We have noted a substantial increase the proportion of non-biallelic SNPs across dbSNP 144 and 155 (increased from ~1% to 24%). This is explained in detail here and summarised in the code below.
Note that this is based on the dbSNP versions in Bioconductor (SNPlocs.Hsapiens.dbSNP) available in the devel version of Bioconductor, so we would like any confirmation that this aligns with dbSNP versions outside of Bioconductor but there doesn't seem to be any numbers available online about it? The only piece of work about this is quite old now and doesn't give specific numbers SNPs that come in threes. It would be great if anyone has any insight on this?

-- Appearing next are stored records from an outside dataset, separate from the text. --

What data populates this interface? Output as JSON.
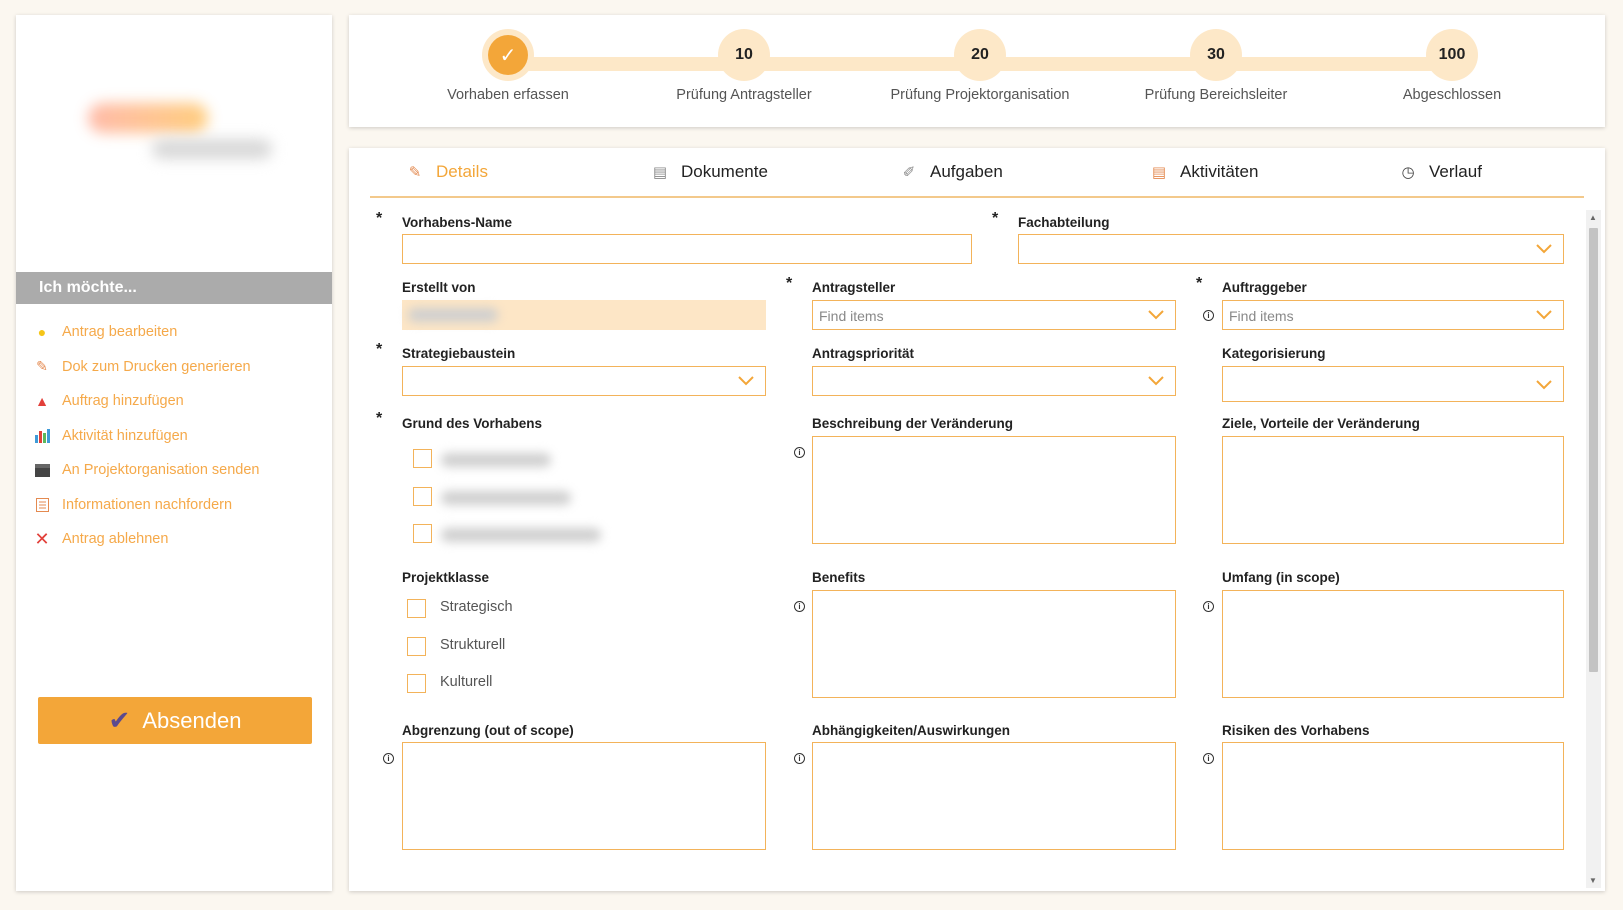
{
  "sidebar": {
    "menu_header": "Ich möchte...",
    "items": [
      {
        "label": "Antrag bearbeiten",
        "icon": "lightbulb-icon"
      },
      {
        "label": "Dok zum Drucken generieren",
        "icon": "edit-document-icon"
      },
      {
        "label": "Auftrag hinzufügen",
        "icon": "siren-icon"
      },
      {
        "label": "Aktivität hinzufügen",
        "icon": "bar-chart-icon"
      },
      {
        "label": "An Projektorganisation senden",
        "icon": "clapperboard-icon"
      },
      {
        "label": "Informationen nachfordern",
        "icon": "clipboard-icon"
      },
      {
        "label": "Antrag ablehnen",
        "icon": "cross-icon"
      }
    ],
    "submit_label": "Absenden"
  },
  "steps": [
    {
      "number": "",
      "label": "Vorhaben erfassen",
      "done": true
    },
    {
      "number": "10",
      "label": "Prüfung Antragsteller"
    },
    {
      "number": "20",
      "label": "Prüfung Projektorganisation"
    },
    {
      "number": "30",
      "label": "Prüfung Bereichsleiter"
    },
    {
      "number": "100",
      "label": "Abgeschlossen"
    }
  ],
  "tabs": [
    {
      "label": "Details",
      "icon": "edit-document-icon",
      "active": true
    },
    {
      "label": "Dokumente",
      "icon": "document-icon"
    },
    {
      "label": "Aufgaben",
      "icon": "pin-icon"
    },
    {
      "label": "Aktivitäten",
      "icon": "clipboard-icon"
    },
    {
      "label": "Verlauf",
      "icon": "clock-icon"
    }
  ],
  "form": {
    "vorhabens_name": {
      "label": "Vorhabens-Name",
      "value": ""
    },
    "fachabteilung": {
      "label": "Fachabteilung",
      "value": ""
    },
    "erstellt_von": {
      "label": "Erstellt von"
    },
    "antragsteller": {
      "label": "Antragsteller",
      "placeholder": "Find items"
    },
    "auftraggeber": {
      "label": "Auftraggeber",
      "placeholder": "Find items"
    },
    "strategiebaustein": {
      "label": "Strategiebaustein",
      "value": ""
    },
    "antragsprioritaet": {
      "label": "Antragspriorität",
      "value": ""
    },
    "kategorisierung": {
      "label": "Kategorisierung",
      "value": ""
    },
    "grund": {
      "label": "Grund des Vorhabens"
    },
    "beschreibung": {
      "label": "Beschreibung der Veränderung",
      "value": ""
    },
    "ziele": {
      "label": "Ziele, Vorteile der Veränderung",
      "value": ""
    },
    "projektklasse": {
      "label": "Projektklasse",
      "options": [
        "Strategisch",
        "Strukturell",
        "Kulturell"
      ]
    },
    "benefits": {
      "label": "Benefits",
      "value": ""
    },
    "umfang": {
      "label": "Umfang (in scope)",
      "value": ""
    },
    "abgrenzung": {
      "label": "Abgrenzung (out of scope)",
      "value": ""
    },
    "abhaengigkeiten": {
      "label": "Abhängigkeiten/Auswirkungen",
      "value": ""
    },
    "risiken": {
      "label": "Risiken des Vorhabens",
      "value": ""
    }
  },
  "colors": {
    "accent": "#f3a639",
    "accent_light": "#fde8c8",
    "field_border": "#f3b35a"
  }
}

This is a little unnerving given (from what I could find anyway) a lack of documentation around these numbers and given common advice is to remove non-biallelic SNPs before further analysis (for example, here)

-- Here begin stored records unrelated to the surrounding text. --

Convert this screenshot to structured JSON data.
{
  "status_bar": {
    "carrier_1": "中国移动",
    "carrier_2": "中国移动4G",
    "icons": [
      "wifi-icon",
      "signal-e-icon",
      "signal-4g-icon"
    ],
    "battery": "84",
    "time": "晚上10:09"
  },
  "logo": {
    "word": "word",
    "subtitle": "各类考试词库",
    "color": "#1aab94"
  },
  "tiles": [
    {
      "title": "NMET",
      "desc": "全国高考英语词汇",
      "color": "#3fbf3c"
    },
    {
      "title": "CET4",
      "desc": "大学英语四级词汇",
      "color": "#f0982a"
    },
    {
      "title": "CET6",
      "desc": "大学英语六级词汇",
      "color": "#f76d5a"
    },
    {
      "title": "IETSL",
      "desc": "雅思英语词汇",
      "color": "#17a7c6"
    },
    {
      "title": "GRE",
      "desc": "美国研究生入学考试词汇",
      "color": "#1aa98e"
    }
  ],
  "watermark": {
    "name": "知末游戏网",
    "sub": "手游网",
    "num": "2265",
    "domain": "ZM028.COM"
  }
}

Also posted here: https://github.com/hpages/SNPlocsForge/issues/1
Code to replicate our findings:
#wget "http://hgdownload.cse.ucsc.edu/goldenPath/hg38/database/snp144.txt.gz"
#gunzip snp144.txt.gz
snps <- limma::read.columns("~/Downloads/snp144.txt",
required.col=c("rs775809821"))$rs775809821
#missing header so add in SNP
snps <- c("rs775809821",snps)
library(BSgenome)
library(data.table)
extractAlleles <- function(rsids, dbSNP, ref_genome="GRCh38")
{
pkgname <- paste0("SNPlocs.Hsapiens.dbSNP", dbSNP, ".", ref_genome)

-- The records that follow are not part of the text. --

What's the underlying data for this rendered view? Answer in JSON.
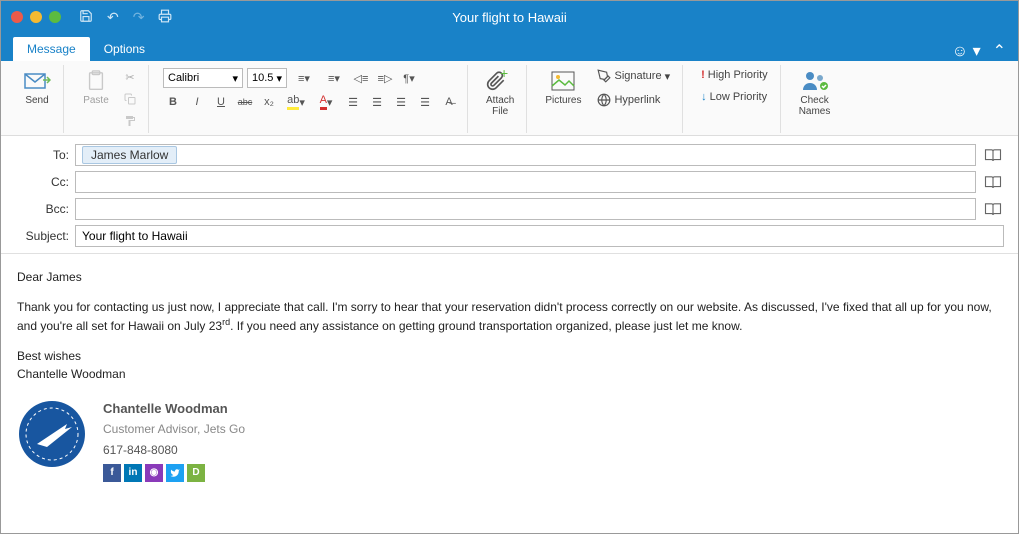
{
  "titlebar": {
    "title": "Your flight to Hawaii"
  },
  "tabs": {
    "message": "Message",
    "options": "Options"
  },
  "ribbon": {
    "send": "Send",
    "paste": "Paste",
    "font": "Calibri",
    "size": "10.5",
    "attach": "Attach\nFile",
    "pictures": "Pictures",
    "signature": "Signature",
    "hyperlink": "Hyperlink",
    "high_priority": "High Priority",
    "low_priority": "Low Priority",
    "check_names": "Check\nNames"
  },
  "headers": {
    "to_label": "To:",
    "to_chip": "James Marlow",
    "cc_label": "Cc:",
    "bcc_label": "Bcc:",
    "subject_label": "Subject:",
    "subject_value": "Your flight to Hawaii"
  },
  "body": {
    "greeting": "Dear James",
    "p1a": "Thank you for contacting us just now, I appreciate that call. I'm sorry to hear that your reservation didn't process correctly on our website. As discussed, I've fixed that all up for you now, and you're all set for Hawaii on July 23",
    "p1sup": "rd",
    "p1b": ". If you need any assistance on getting ground transportation organized, please just let me know.",
    "closing": "Best wishes",
    "sender": "Chantelle Woodman"
  },
  "signature": {
    "name": "Chantelle Woodman",
    "role": "Customer Advisor, Jets Go",
    "phone": "617-848-8080"
  }
}
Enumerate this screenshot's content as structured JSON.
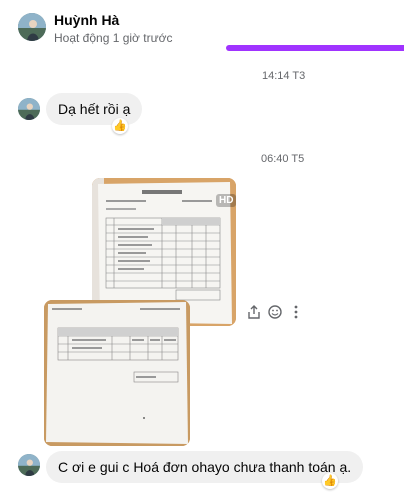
{
  "header": {
    "name": "Huỳnh Hà",
    "status": "Hoạt động 1 giờ trước"
  },
  "messages": [
    {
      "timestamp": "14:14 T3",
      "text": "Dạ hết rồi ạ",
      "reaction": "👍"
    },
    {
      "timestamp": "06:40 T5",
      "photos": [
        {
          "badge": "HD"
        },
        {}
      ]
    },
    {
      "text": "C ơi e gui c  Hoá đơn ohayo chưa thanh toán ạ.",
      "reaction": "👍"
    }
  ],
  "photo_actions": [
    "share-icon",
    "emoji-icon",
    "more-icon"
  ]
}
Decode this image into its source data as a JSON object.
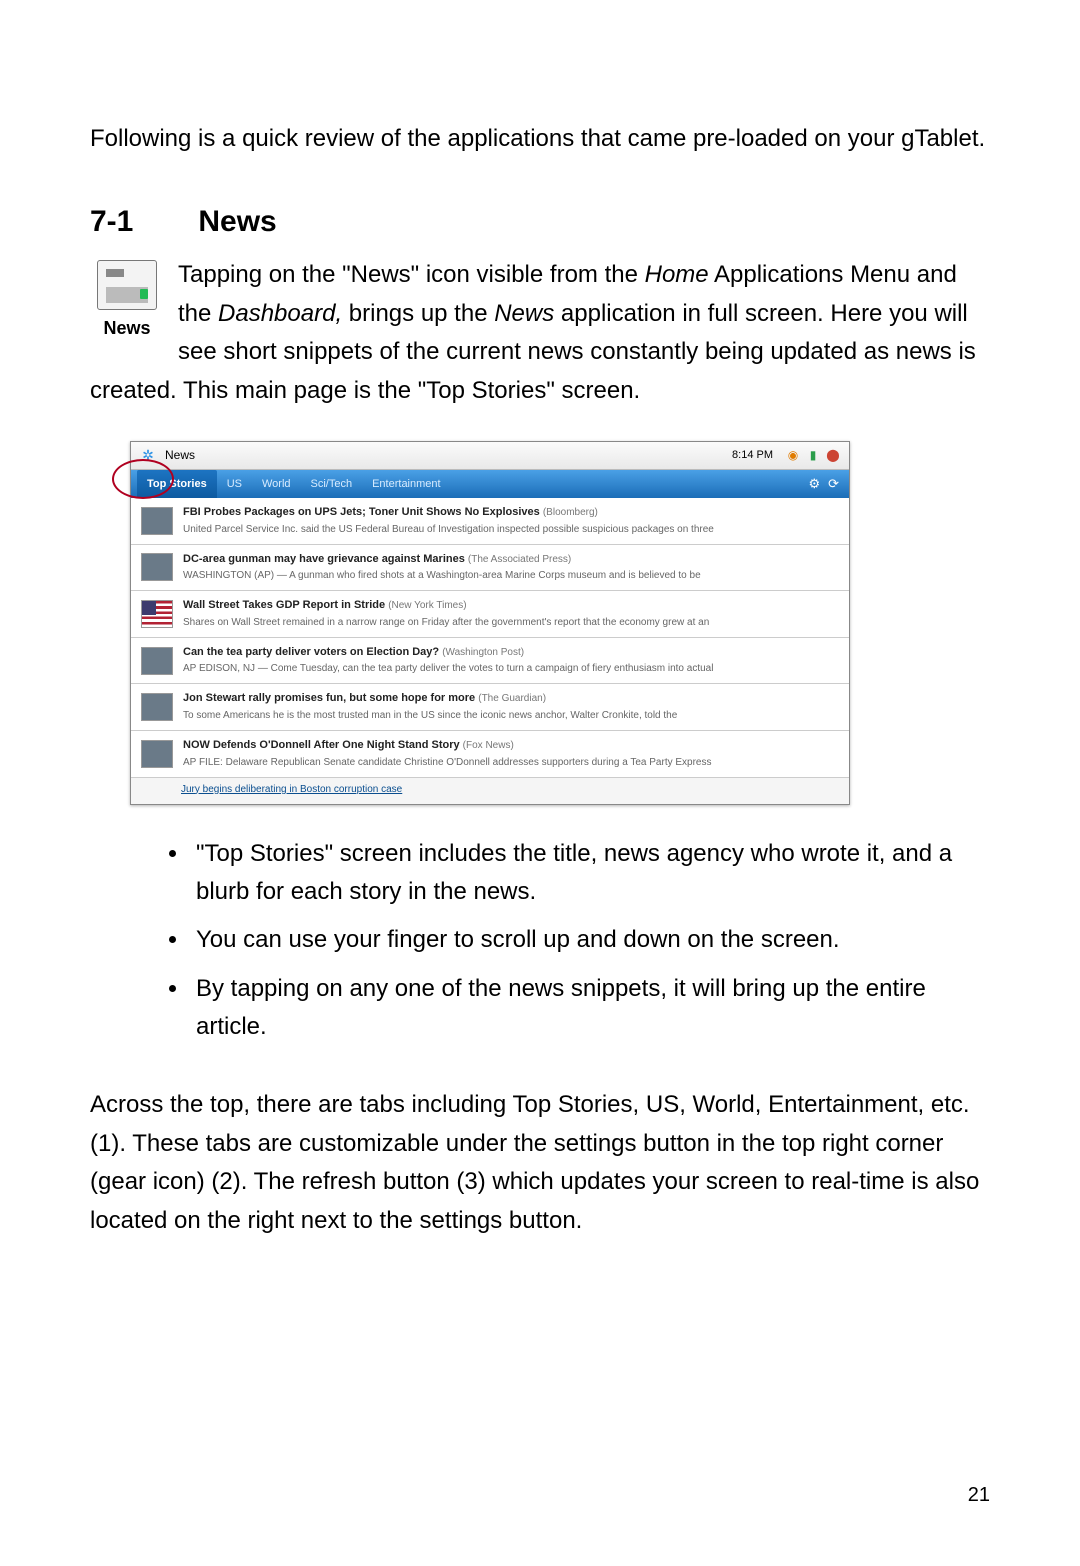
{
  "intro": "Following is a quick review of the applications that came pre-loaded on your gTablet.",
  "section": {
    "number": "7-1",
    "title": "News"
  },
  "p1a": "Tapping on the \"News\" icon visible from the ",
  "p1_home": "Home",
  "p1b": " Applications Menu and the ",
  "p1_dash": "Dashboard,",
  "p1c": " brings up the ",
  "p1_news": "News",
  "p1d": " application in full screen.    Here you will see short snippets of the current news constantly being updated as news is created.    This main page is the \"Top Stories\" screen.",
  "news_icon_label": "News",
  "screenshot": {
    "app_title": "News",
    "clock": "8:14 PM",
    "tabs": [
      "Top Stories",
      "US",
      "World",
      "Sci/Tech",
      "Entertainment"
    ],
    "gear_icon": "⚙",
    "refresh_icon": "⟳",
    "stories": [
      {
        "title": "FBI Probes Packages on UPS Jets; Toner Unit Shows No Explosives",
        "src": "(Bloomberg)",
        "blurb": "United Parcel Service Inc. said the US Federal Bureau of Investigation inspected possible suspicious packages on three",
        "thumb": ""
      },
      {
        "title": "DC-area gunman may have grievance against Marines",
        "src": "(The Associated Press)",
        "blurb": "WASHINGTON (AP) — A gunman who fired shots at a Washington-area Marine Corps museum and is believed to be",
        "thumb": ""
      },
      {
        "title": "Wall Street Takes GDP Report in Stride",
        "src": "(New York Times)",
        "blurb": "Shares on Wall Street remained in a narrow range on Friday after the government's report that the economy grew at an",
        "thumb": "flag"
      },
      {
        "title": "Can the tea party deliver voters on Election Day?",
        "src": "(Washington Post)",
        "blurb": "AP EDISON, NJ — Come Tuesday, can the tea party deliver the votes to turn a campaign of fiery enthusiasm into actual",
        "thumb": ""
      },
      {
        "title": "Jon Stewart rally promises fun, but some hope for more",
        "src": "(The Guardian)",
        "blurb": "To some Americans he is the most trusted man in the US since the iconic news anchor, Walter Cronkite, told the",
        "thumb": ""
      },
      {
        "title": "NOW Defends O'Donnell After One Night Stand Story",
        "src": "(Fox News)",
        "blurb": "AP FILE: Delaware Republican Senate candidate Christine O'Donnell addresses supporters during a Tea Party Express",
        "thumb": ""
      }
    ],
    "cutoff": "Jury begins deliberating in Boston corruption case"
  },
  "bullets": [
    "\"Top Stories\" screen includes the title, news agency who wrote it, and a blurb for each story in the news.",
    "You can use your finger to scroll up and down on the screen.",
    "By tapping on any one of the news snippets, it will bring up the entire article."
  ],
  "closing": "Across the top, there are tabs including Top Stories, US, World, Entertainment, etc. (1).    These tabs are customizable under the settings button in the top right corner (gear icon) (2).    The refresh button (3) which updates your screen to real-time is also located on the right next to the settings button.",
  "page_number": "21"
}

pkgenv <- loadNamespace(pkgname)
snplocs <- get(pkgname, envir=pkgenv, inherits=FALSE)
snps <- snpsById(snplocs, rsids, ifnotfound="drop")
unname(setNames(IUPAC_CODE_MAP[mcols(snps)$alleles_as_ambig],
mcols(snps)$RefSNP_id)[rsids])
}
dbSNP144_alleles <- extractAlleles(snps, 144)
dbSNP155_alleles <- extractAlleles(snps, 155)
alleles <- data.frame(rsid=snps, dbSNP144_alleles, dbSNP155_alleles)
alleles <- data.table::setDT(alleles)
#remove where alleles missing for either
alleles <- alleles[!(is.na(dbSNP144_alleles) | is.na(dbSNP155_alleles))]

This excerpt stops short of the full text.